Overview#

On this page we provide an outline on the contents of this data formats section, define a few running examples of Hubs, and describe in some detail the key concepts of task ID variables and submission rounds.

Data Formats section outline#

This section of the documentation provides standards for:

  • Structure of hub repositories: standards for file and directory structures for Hubs

  • Hub configuration files: the files needed to set up and run a modeling Hub

  • Model metadata: metadata describing models

  • Model output: standard formats for model output such as forecasts and projections that are saved in Hubs

  • Target data: standard formats for target data, the eventually observable quantities of interest to a hub

  • Model abstracts: structure for round-specific detailed narrative descriptions of modeling methods and results

Running examples#

In this section we introduce some running examples that will be used to illustrate and motivate the proposed infrastructure, as well as some core concepts that will be used repeatedly in the sections to follow. For each Hub, we identify the task ID variables and output types, both of which are discussed in more detail in the description of tasks metadata.

Example 1: A simple forecast hub

This example is adapted from COVID-19 hospitalization forecasts submitted to the US COVID-19 Forecast Hub to provide examples of nowcasts. Additionally, we note that the description below was written to mirror the technical set-up of the simple forecast hub example repository. The following specifications can be determined from the tasks.json configuration file for this Hub.

This Hub allows for submissions on a pre-specified set of dates specified by the origin_date task-id variable. Each origin_date corresponds to a separate modeling round. In each round, the submissions follow the same format. There is a single target, called inc covid hosp which translates in natural language into “weekly incident COVID-19 hospitalizations” for that day.
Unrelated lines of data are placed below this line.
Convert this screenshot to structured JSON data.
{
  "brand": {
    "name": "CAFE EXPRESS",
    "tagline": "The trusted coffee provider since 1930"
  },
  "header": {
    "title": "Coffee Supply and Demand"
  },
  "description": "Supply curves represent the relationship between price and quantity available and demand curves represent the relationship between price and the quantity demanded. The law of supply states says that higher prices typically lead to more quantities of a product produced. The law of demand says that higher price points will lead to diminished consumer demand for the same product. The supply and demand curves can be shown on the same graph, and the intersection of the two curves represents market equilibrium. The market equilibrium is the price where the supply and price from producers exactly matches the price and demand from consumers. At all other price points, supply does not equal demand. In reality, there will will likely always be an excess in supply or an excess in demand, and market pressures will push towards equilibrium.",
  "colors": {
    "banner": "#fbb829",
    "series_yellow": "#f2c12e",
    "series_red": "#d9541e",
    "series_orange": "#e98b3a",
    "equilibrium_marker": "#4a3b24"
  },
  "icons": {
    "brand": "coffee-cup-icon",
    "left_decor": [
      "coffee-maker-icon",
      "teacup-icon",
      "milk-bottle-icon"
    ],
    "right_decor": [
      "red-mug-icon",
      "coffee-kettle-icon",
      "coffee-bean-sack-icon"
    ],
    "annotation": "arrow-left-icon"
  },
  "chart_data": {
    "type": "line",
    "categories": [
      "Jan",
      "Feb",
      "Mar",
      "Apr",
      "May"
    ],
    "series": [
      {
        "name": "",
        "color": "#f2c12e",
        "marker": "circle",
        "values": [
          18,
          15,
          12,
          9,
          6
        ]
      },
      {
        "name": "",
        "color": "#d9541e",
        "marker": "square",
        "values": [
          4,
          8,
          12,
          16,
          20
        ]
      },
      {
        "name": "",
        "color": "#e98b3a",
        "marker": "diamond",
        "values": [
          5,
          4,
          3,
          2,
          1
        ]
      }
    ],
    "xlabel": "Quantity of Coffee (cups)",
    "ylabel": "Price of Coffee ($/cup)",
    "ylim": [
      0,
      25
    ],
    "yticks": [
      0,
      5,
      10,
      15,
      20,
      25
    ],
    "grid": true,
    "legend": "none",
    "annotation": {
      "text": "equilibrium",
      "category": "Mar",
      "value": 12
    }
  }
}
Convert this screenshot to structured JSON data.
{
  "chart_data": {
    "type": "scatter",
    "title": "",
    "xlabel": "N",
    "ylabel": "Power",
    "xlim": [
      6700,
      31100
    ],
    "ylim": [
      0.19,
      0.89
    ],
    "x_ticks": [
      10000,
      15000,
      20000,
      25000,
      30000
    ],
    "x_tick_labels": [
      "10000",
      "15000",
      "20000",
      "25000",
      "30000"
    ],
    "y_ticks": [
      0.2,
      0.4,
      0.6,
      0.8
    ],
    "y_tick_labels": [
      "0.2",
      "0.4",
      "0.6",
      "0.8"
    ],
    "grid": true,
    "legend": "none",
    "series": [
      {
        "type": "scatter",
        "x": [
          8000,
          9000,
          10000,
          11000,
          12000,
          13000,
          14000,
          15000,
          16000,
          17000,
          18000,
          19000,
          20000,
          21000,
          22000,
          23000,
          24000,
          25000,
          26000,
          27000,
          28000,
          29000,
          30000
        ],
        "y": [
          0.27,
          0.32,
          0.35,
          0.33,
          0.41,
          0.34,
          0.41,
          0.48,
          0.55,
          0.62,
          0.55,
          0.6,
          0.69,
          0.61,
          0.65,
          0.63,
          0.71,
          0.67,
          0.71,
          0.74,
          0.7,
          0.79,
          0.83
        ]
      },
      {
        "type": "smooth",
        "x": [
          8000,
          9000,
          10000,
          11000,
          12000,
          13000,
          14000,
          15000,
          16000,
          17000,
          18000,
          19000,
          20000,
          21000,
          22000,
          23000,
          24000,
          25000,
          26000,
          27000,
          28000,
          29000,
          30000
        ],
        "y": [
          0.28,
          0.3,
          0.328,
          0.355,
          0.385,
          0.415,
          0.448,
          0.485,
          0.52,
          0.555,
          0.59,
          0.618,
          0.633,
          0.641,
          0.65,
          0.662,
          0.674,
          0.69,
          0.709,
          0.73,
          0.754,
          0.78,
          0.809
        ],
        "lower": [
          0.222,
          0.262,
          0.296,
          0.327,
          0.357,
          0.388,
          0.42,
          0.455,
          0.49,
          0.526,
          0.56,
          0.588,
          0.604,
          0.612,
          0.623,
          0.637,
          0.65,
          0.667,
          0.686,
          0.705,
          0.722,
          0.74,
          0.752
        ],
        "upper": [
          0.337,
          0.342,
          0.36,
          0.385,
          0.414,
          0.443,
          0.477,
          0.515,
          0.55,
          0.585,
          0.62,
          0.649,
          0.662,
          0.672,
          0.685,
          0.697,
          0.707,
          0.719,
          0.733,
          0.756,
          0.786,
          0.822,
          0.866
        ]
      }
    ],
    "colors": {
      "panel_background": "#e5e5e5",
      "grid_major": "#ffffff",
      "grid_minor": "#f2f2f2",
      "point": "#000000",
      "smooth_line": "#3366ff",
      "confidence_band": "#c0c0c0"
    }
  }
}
Mean point forecasts are provided at the state and territory level in the US.

Task ID variables

  • target (the sole target key variable): can only take the value “inc covid hosp”

  • location: “US”, “01”, “02”, …, “78” (FIPS codes for US states and territories)

  • origin_date (this variable is specified as the one from which rounds are given IDs): nowcast date

Example 2: COVID-19 forecasts, adapted from the US COVID-19 Forecast Hub

This Hub collects forecasts at 1 through 4 weeks ahead of cases, hospitalizations and deaths, at a set of locations. Each forecast is assumed to originate from a specific date.

Task ID variables

  • target (target key variable): “cases”, “hospitalizations”, “deaths”

  • location: an identifier of a location, e.g., “US”

  • origin_date: date when a forecast was generated, e.g., “2021-07-11”

  • horizon: 1, 2, 3, 4 (in units of weeks, which is specified in the target-metadata)

Output types

  • a set of predictive quantiles at specified probability levels

  • a predictive mean

Example 3: Multiple target keys

Projections are requested for each combination of the following variables.

Task ID variables

  • outcome_variable (target key variable): “hospitalizations”, “cases”, “deaths”

  • outcome_measure (target key variable): “incident count”, “cumulative count”

  • scenario_id: “low vaccination”

  • location: “US”

  • origin_date: 2021-07-11

  • horizon: 1

Submission rounds#

Many Hubs will accept model output submissions over multiple rounds. In the case of the forecast hubs there has typically been one submission round per week, while the scenario hubs have had submission rounds less frequently, typically about once per month. As part of the Hub configuration files, Hubs should specify a set of round_id values that uniquely identify the submission round. For instance, for weekly submissions the round id might be the date that submissions are due to the Hub or a specification of an epidemic week. In instances where the rounds do not follow a predetermined schedule, more generic identifiers such as “round1” may be preferred. The round id will be used as the file names of model output submissions and round-specific model abstract submissions, as well as in the Hub metadata to specify model tasks that may vary across rounds.